5.6 Fungal Infections

Fungal infections of the deep body layers and the musculoskeletal system are rare in comparison with their cutaneous manifestation (Amadio 1998). Almost always, individuals suffering from immunosuppression, malignant or chronic renal diseases are affected. Notably, candidiasis of the joints and bones is extremely rare, although Candida organisms reside on the human mucosal membranes. Fungal infections can be transmitted by traumatic inoculation of pathogens from the cutis into the depth or by hematogenous dissemination. Histoplasmosis, mycetoma (Fig. 11c), sporotrichosis, and coccidioidomycosis are tropical diseases which can induce polyostotic bone infections. None of the fungal diseases present with a specific radiographic appearance at the hand skeleton. The various symptoms range from self-limiting arthralgia over acute polyarthritis to mutilating joint destruction (Amadio 1998). The radiologic appearance is cystic or honey-combed or even erosive (Comstock and Wolson 1975). As a rule, fungal arthritis has a slow course when compared to acute pyogenic arthritis. As in other bone and joint infections, MRI provides detailed information about the extent of bone and soft-tissue involvement. Table 2 summarizes possible fungal infectious disease of the musculoskeletal system.
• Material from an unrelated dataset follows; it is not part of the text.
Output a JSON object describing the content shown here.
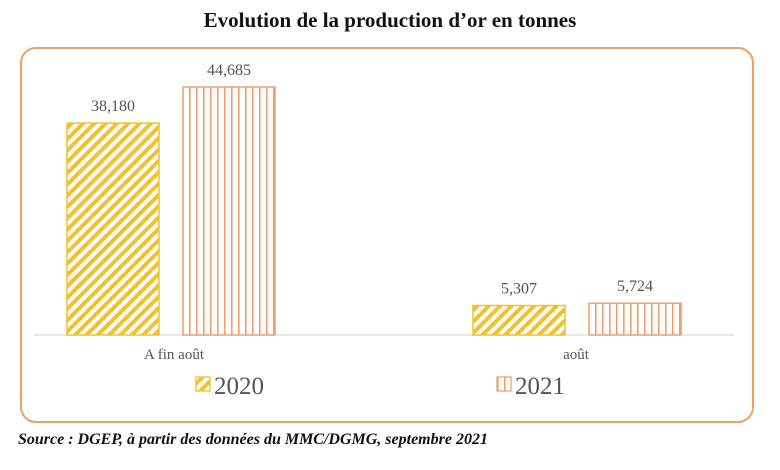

Table 2 Fungal infections at the musculoskeletal system

5.7 Parasitic Infections

Parasitic infections are extremely rare at the hands. Late in the natural disease course, dead parasites can cause bizarre calcifications in the soft tissues (Samuel 1950) (Fig. 11d). The form of these calcified remnants is either cystic (echinococcosis), spotty (cysticercosis) or linear and curled (filariasis, Loa loa, Guinea worm disease). When such atypical calcifications are detected and equivocal in origin, one should consider the presence of one of these rare parasitic infections.